Barksdale fights fire with fire

  • Published
  • By Airman 1st Class William Pugh
  • 2nd Bomb Wing public Affairs

Since January, Barksdale has been conducting prescribed burns to control invasive vegetation and preserve natural wildlife.

“One of the biggest misconceptions is that we're out there destroying the wildlife habitat,” said Matthew Stroupe, 2nd Civil Engineer Squadron natural resources manager. “We're actually out there trying to help it, and we're taking into account the wildlife when we're planning these burns.”
Every year, natural resource experts identify what sections of Barksdale are due for a prescribed burn.

Barksdale contains patches of endangered environments known as coastal prairies. These areas are protected and restored by wildlife conservation specialists.

The prescribed burns drive back hardwood vegetation that encroaches upon these habitats, making them part of the conservation efforts being conducted to protect these rare ecosystems.

“The tree species here are more fire adaptive than most other vegetation,” said Kevin Grodi, Barksdale wildland support module lead. “So we go in and get rid of the undesirable vegetation. It also makes the area nicer for recreational activities like hiking, hunting, and camping.”

Grodi leads a fire crew from the Air Force Wildland Fire Center headquartered at Joint Base San Antonio, Texas. His team is responsible for fire duties on multiple bases throughout the year.

The team manages the large eastern reservation by burning different sections every year. This minimizes the natural after-effects of prescribed burning, and gives the fire team a reasonable time window to get everything done.
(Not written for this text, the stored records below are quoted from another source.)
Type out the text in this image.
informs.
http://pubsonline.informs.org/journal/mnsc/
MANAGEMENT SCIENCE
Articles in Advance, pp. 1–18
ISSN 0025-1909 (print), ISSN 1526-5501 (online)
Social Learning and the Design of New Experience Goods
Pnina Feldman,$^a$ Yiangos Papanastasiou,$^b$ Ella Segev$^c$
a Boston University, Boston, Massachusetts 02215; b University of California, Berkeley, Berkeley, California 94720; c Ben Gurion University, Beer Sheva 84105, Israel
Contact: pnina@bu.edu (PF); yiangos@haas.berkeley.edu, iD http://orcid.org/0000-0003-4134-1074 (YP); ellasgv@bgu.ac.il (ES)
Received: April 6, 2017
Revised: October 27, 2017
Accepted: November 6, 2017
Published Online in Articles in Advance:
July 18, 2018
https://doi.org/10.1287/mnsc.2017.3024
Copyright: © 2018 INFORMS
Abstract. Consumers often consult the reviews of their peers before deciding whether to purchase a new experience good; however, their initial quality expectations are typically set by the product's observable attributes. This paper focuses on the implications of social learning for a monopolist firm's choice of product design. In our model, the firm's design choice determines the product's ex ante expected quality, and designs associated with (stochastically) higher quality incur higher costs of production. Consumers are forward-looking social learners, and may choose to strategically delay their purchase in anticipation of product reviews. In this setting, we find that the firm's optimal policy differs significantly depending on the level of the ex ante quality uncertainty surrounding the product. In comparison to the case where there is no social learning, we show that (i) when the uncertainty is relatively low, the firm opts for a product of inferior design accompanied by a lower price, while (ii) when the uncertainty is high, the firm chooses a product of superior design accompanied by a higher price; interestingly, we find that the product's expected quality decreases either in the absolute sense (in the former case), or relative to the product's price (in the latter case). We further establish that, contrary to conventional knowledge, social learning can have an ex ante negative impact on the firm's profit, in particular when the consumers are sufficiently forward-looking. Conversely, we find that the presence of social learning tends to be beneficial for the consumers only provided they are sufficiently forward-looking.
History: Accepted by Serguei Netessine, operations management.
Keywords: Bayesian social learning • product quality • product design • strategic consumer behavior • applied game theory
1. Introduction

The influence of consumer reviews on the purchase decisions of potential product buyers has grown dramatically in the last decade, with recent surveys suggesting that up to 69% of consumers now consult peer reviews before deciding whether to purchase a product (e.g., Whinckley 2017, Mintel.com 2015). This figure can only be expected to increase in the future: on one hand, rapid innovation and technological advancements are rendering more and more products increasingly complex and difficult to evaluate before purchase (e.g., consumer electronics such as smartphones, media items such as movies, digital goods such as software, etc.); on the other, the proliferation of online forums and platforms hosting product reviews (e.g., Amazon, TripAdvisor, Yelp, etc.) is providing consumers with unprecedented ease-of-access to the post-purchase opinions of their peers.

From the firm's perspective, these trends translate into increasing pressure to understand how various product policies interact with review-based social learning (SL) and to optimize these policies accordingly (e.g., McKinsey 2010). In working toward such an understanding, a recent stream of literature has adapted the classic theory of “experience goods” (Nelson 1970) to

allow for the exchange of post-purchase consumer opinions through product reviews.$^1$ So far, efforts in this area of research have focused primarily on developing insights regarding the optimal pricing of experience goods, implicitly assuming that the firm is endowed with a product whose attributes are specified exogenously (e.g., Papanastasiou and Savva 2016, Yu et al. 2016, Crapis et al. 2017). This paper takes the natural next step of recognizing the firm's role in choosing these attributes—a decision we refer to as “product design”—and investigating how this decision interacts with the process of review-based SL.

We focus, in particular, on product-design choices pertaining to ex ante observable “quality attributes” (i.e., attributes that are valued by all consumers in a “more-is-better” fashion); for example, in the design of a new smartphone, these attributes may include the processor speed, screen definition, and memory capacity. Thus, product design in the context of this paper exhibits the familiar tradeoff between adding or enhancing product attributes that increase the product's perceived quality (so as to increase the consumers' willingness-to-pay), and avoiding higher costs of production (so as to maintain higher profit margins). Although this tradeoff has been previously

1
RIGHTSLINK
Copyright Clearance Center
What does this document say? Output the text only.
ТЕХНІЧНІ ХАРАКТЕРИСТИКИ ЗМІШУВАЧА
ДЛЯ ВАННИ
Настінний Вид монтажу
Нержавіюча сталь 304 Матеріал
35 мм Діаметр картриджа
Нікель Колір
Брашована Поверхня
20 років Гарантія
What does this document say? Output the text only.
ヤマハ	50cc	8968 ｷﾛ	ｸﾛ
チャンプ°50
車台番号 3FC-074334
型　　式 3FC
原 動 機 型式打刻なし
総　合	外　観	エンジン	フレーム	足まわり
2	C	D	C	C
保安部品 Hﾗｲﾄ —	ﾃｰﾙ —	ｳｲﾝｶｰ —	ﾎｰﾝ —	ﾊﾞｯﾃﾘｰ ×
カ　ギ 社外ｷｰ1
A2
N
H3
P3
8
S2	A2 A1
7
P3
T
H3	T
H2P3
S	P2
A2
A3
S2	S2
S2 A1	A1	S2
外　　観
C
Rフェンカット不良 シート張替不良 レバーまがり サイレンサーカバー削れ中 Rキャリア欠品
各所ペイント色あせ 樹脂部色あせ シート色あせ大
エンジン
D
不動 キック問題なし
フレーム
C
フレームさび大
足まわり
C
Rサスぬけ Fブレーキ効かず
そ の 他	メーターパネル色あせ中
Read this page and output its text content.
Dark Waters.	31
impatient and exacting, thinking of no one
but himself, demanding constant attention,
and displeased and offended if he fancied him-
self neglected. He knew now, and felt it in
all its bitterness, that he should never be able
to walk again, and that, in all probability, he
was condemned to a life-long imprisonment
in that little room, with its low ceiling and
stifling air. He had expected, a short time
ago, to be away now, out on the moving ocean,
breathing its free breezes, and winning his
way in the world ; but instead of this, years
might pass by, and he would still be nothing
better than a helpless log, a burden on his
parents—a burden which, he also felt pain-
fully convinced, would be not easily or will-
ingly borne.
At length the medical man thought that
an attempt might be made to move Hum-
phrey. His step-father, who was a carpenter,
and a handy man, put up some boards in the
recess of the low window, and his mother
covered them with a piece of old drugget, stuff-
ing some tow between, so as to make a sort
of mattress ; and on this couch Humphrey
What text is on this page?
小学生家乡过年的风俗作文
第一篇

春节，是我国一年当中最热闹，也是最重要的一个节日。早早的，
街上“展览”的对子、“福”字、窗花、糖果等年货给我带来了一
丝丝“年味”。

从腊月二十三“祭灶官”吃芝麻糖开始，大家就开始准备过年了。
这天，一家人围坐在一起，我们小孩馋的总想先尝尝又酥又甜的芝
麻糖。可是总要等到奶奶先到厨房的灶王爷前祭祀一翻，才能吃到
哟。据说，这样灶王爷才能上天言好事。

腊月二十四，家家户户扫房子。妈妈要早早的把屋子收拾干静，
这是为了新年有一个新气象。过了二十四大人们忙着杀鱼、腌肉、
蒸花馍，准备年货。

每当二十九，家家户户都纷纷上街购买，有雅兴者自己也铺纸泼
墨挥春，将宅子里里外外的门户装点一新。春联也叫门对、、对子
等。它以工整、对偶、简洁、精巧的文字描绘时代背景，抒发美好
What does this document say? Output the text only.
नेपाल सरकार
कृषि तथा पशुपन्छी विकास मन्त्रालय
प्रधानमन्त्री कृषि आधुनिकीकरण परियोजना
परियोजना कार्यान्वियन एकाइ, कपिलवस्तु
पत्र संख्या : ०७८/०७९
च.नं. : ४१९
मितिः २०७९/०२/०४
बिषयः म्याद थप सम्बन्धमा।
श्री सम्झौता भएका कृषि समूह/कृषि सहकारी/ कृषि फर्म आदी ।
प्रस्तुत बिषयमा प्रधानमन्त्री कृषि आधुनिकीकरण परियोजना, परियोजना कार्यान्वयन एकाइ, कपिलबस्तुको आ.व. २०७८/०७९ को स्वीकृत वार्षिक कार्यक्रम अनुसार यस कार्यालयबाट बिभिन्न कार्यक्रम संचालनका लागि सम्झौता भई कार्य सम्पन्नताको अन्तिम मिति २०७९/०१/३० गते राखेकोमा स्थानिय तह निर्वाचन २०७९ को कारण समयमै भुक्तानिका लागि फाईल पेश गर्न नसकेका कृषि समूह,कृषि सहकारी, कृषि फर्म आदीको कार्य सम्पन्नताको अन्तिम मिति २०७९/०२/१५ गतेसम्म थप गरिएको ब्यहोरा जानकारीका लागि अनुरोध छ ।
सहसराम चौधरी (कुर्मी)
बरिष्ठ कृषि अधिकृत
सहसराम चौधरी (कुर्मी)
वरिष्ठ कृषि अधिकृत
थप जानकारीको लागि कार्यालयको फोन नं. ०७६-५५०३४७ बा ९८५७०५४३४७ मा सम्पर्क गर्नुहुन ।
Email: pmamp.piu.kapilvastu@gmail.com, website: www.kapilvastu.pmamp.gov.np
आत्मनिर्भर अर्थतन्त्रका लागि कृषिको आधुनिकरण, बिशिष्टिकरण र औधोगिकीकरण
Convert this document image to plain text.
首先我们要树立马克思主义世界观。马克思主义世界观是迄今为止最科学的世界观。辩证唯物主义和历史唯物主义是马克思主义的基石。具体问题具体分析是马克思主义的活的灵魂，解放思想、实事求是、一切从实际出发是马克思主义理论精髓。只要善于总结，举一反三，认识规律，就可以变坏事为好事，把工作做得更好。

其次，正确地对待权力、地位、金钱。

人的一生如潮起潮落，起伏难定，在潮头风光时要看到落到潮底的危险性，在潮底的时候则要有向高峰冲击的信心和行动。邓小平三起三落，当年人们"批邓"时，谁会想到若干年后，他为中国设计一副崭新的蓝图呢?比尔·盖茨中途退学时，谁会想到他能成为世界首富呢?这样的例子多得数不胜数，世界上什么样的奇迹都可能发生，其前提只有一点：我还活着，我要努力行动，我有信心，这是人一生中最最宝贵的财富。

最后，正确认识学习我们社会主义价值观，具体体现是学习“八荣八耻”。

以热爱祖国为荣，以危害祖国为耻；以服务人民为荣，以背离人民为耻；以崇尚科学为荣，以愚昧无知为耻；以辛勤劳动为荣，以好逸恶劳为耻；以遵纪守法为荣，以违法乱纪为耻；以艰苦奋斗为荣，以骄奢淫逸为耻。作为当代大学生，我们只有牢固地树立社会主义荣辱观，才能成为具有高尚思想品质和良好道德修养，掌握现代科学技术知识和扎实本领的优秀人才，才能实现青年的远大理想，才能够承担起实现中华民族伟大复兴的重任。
“There are years where we burn 3,000 acres, and then there's years where we burn 500 acres,” said Stroupe. “We can have a very wet year or a very dry year. It’s completely up to the weather.”

Fire teams burn in alternating sections to limit where a fire can go. When they set an area ablaze, the fire will eventually run out of fuel when it reaches a previously burned area.

Burning in sections also allows displaced wildlife to migrate over to a part of the base not due for burning that season. If burning was conducted on a larger scale, many animals would have to leave the area entirely.

Barksdale’s fire teams administer burns from January through March to allow natural growth and because these months are relatively dry compared to Louisiana’s generally humid climate.

“You can't burn within two or three days of a rain because the fuels are wet,” said Stroupe. “There are certain conditions that must be adhered to.”

Burn teams rely on weather forecasts to ensure a prescribed burn goes smoothly. Wind is another major factor in determining good conditions for a burn.

Light winds or no wind at all leads to smoke settling and can cause problems in the local area. Too much wind creates dangerous fires that are hard to subdue.

“This year, we've had forecasts that said the wind was going to continue to blow all night long, and it didn't,” said Stroupe. “The smoke is able to spread out should these conditions occur. In this case, it would be advised that people with breathing problems such as asthma should limit their outdoor activity during the early morning.”

As this year’s burn season comes to a close, the 2nd CES natural resources team and the fire crew will meet to plan next year's burn season.

“We burned about 400 more acres this year than what we accomplished last year,” said Grodi. “We've had a lot of cooperating partnerships to make this burn happen, and we appreciate all of the work we've done this year with all our crews and visitors.”